The fractional occupancy of the three states of the TnC-F1 and TnC-F2 containing thin filaments as a function of calcium concentration. The occupancy at pCa 8.9 and pCa 4.5 are based on the values of K_B and K_T given in Table 1. (Calculated from fraction of actin as C states = 1/(1 + K_T+1/K_B), then B states = C states/K_B and M states = C states K_T). The values of K_B at pCa 7 and 6 are based on the pCa plots of Figure 3(c) and were 0.37 and 1.4 for TnC-F1 and 1.03 and 9.5 for TnC-F2, respectively.
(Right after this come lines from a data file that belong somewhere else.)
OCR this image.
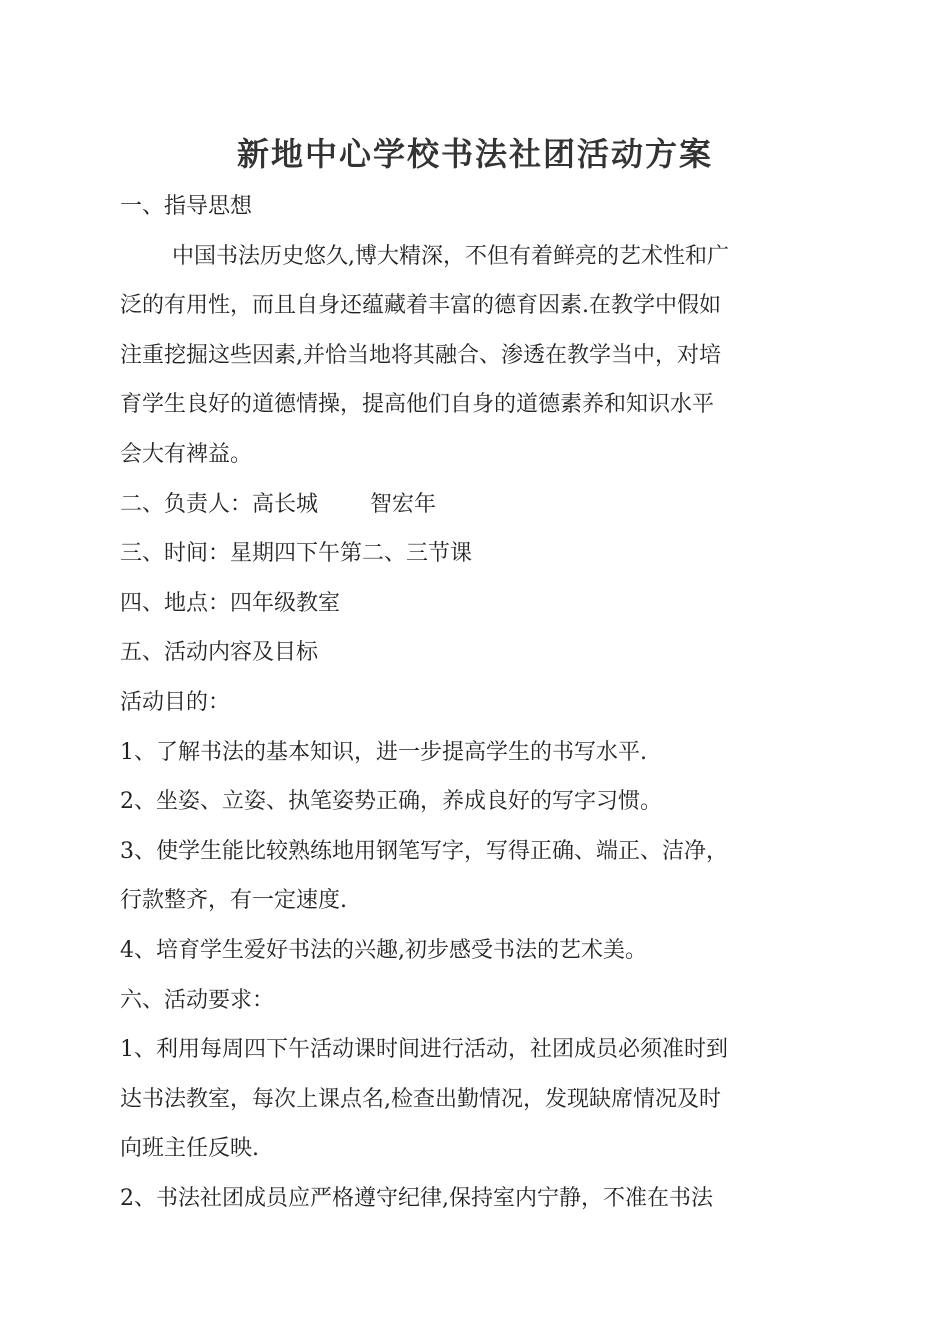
新地中心学校书法社团活动方案
一、指导思想
中国书法历史悠久,博大精深，不但有着鲜亮的艺术性和广
泛的有用性，而且自身还蕴藏着丰富的德育因素.在教学中假如
注重挖掘这些因素,并恰当地将其融合、渗透在教学当中，对培
育学生良好的道德情操，提高他们自身的道德素养和知识水平
会大有裨益。
二、负责人：高长城 智宏年
三、时间：星期四下午第二、三节课
四、地点：四年级教室
五、活动内容及目标
活动目的：
1、了解书法的基本知识，进一步提高学生的书写水平.
2、坐姿、立姿、执笔姿势正确，养成良好的写字习惯。
3、使学生能比较熟练地用钢笔写字，写得正确、端正、洁净，
行款整齐，有一定速度.
4、培育学生爱好书法的兴趣,初步感受书法的艺术美。
六、活动要求：
1、利用每周四下午活动课时间进行活动，社团成员必须准时到
达书法教室，每次上课点名,检查出勤情况，发现缺席情况及时
向班主任反映.
2、书法社团成员应严格遵守纪律,保持室内宁静，不准在书法
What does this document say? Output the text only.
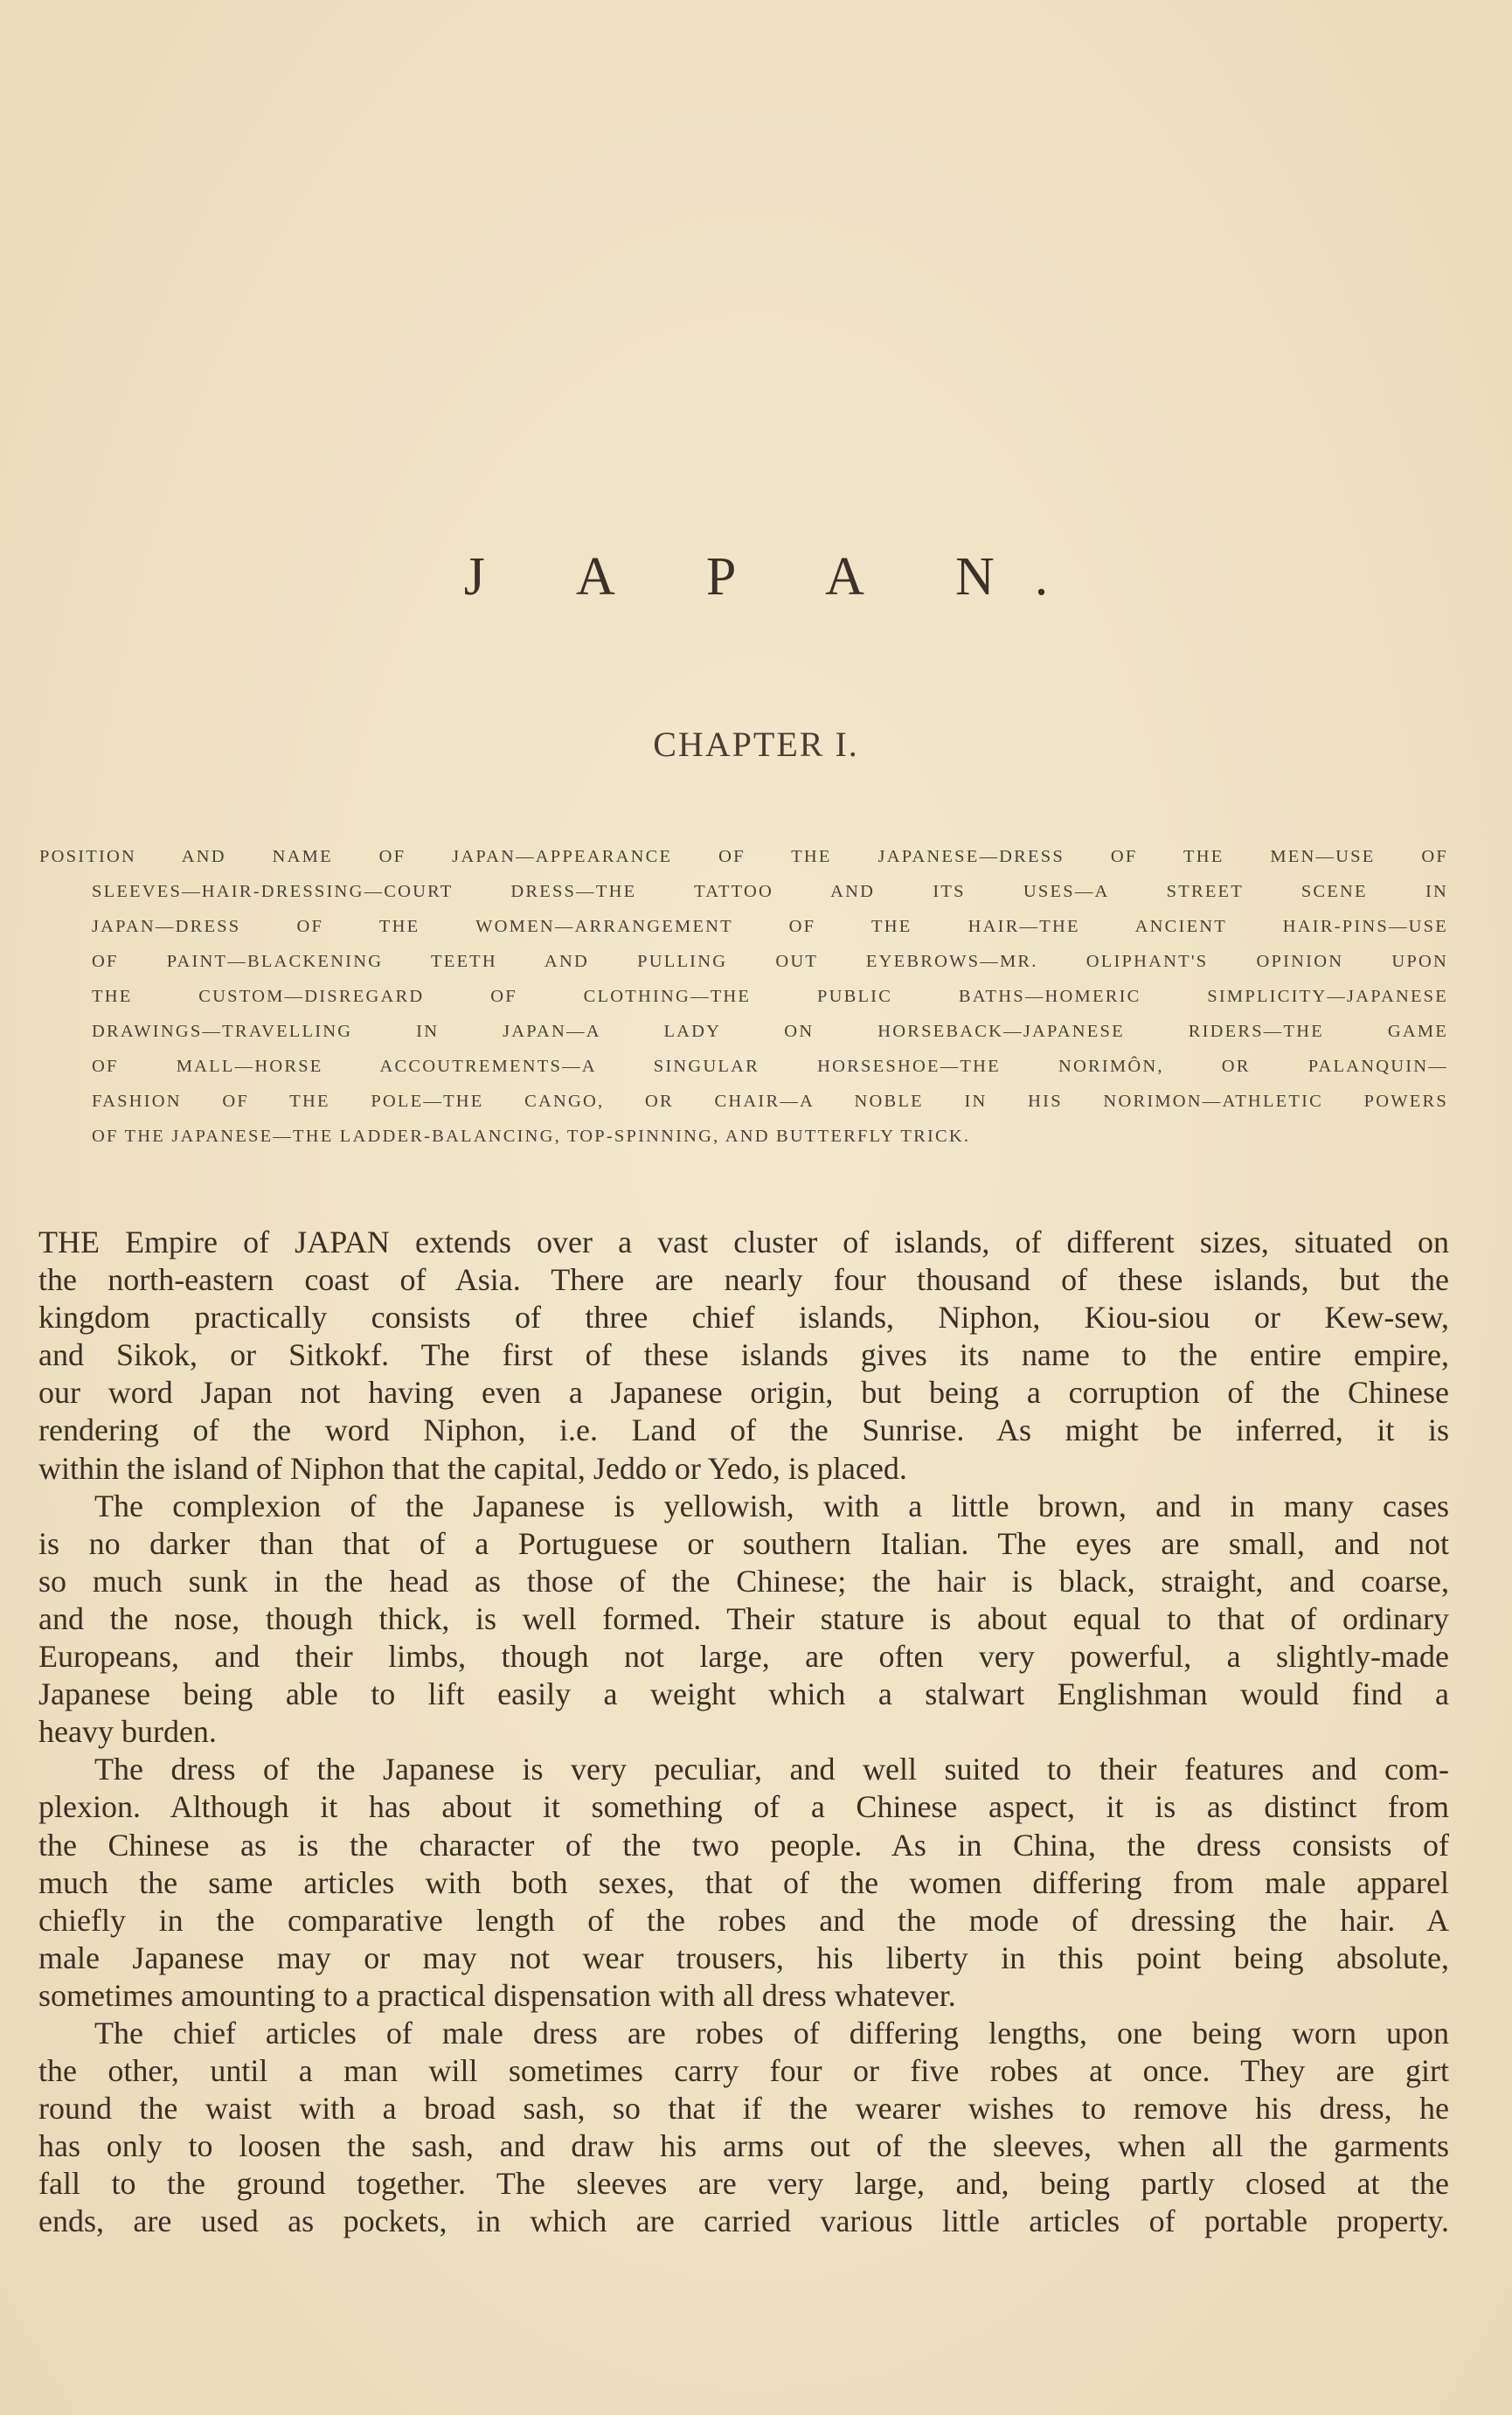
J A P A N.
CHAPTER I.
POSITION AND NAME OF JAPAN—APPEARANCE OF THE JAPANESE—DRESS OF THE MEN—USE OF
SLEEVES—HAIR-DRESSING—COURT DRESS—THE TATTOO AND ITS USES—A STREET SCENE IN
JAPAN—DRESS OF THE WOMEN—ARRANGEMENT OF THE HAIR—THE ANCIENT HAIR-PINS—USE
OF PAINT—BLACKENING TEETH AND PULLING OUT EYEBROWS—MR. OLIPHANT'S OPINION UPON
THE CUSTOM—DISREGARD OF CLOTHING—THE PUBLIC BATHS—HOMERIC SIMPLICITY—JAPANESE
DRAWINGS—TRAVELLING IN JAPAN—A LADY ON HORSEBACK—JAPANESE RIDERS—THE GAME
OF MALL—HORSE ACCOUTREMENTS—A SINGULAR HORSESHOE—THE NORIMÔN, OR PALANQUIN—
FASHION OF THE POLE—THE CANGO, OR CHAIR—A NOBLE IN HIS NORIMON—ATHLETIC POWERS
OF THE JAPANESE—THE LADDER-BALANCING, TOP-SPINNING, AND BUTTERFLY TRICK.
THE Empire of JAPAN extends over a vast cluster of islands, of different sizes, situated on
the north-eastern coast of Asia. There are nearly four thousand of these islands, but the
kingdom practically consists of three chief islands, Niphon, Kiou-siou or Kew-sew,
and Sikok, or Sitkokf. The first of these islands gives its name to the entire empire,
our word Japan not having even a Japanese origin, but being a corruption of the Chinese
rendering of the word Niphon, i.e. Land of the Sunrise. As might be inferred, it is
within the island of Niphon that the capital, Jeddo or Yedo, is placed.
The complexion of the Japanese is yellowish, with a little brown, and in many cases
is no darker than that of a Portuguese or southern Italian. The eyes are small, and not
so much sunk in the head as those of the Chinese; the hair is black, straight, and coarse,
and the nose, though thick, is well formed. Their stature is about equal to that of ordinary
Europeans, and their limbs, though not large, are often very powerful, a slightly-made
Japanese being able to lift easily a weight which a stalwart Englishman would find a
heavy burden.
The dress of the Japanese is very peculiar, and well suited to their features and com-
plexion. Although it has about it something of a Chinese aspect, it is as distinct from
the Chinese as is the character of the two people. As in China, the dress consists of
much the same articles with both sexes, that of the women differing from male apparel
chiefly in the comparative length of the robes and the mode of dressing the hair. A
male Japanese may or may not wear trousers, his liberty in this point being absolute,
sometimes amounting to a practical dispensation with all dress whatever.
The chief articles of male dress are robes of differing lengths, one being worn upon
the other, until a man will sometimes carry four or five robes at once. They are girt
round the waist with a broad sash, so that if the wearer wishes to remove his dress, he
has only to loosen the sash, and draw his arms out of the sleeves, when all the garments
fall to the ground together. The sleeves are very large, and, being partly closed at the
ends, are used as pockets, in which are carried various little articles of portable property.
K_T was independent of calcium for TnC-F2 while for TnC-F1 it had a small dependence on calcium and was assumed to follow the same pCa dependence as K_B with values of 0.55 at pCa 7 and 0.68 at pCa 6. Values for the rabbit TnC are not shown but were very similar to those for TnC-F2.

Figure 6

Lethocerus tropomyosin-TnT-TnH complex and TnC-F1 and F2. SDS-PAGE of samples: lane 1, IFM fraction applied to a butyl Sepharose column; lane 2, fraction from the column, containing pure TmTnTH; lane 3, F1 (TnC-F1); lane 4, F2 (TnC-F2); lane 5, markers. F1 and F2 were expressed in E. coli, and isolated from a cell lysate with Ni-agarose. An N-terminal 6His tag was removed with TEV protease. TnH is Lethocerus troponin I. αAc, α-actinin.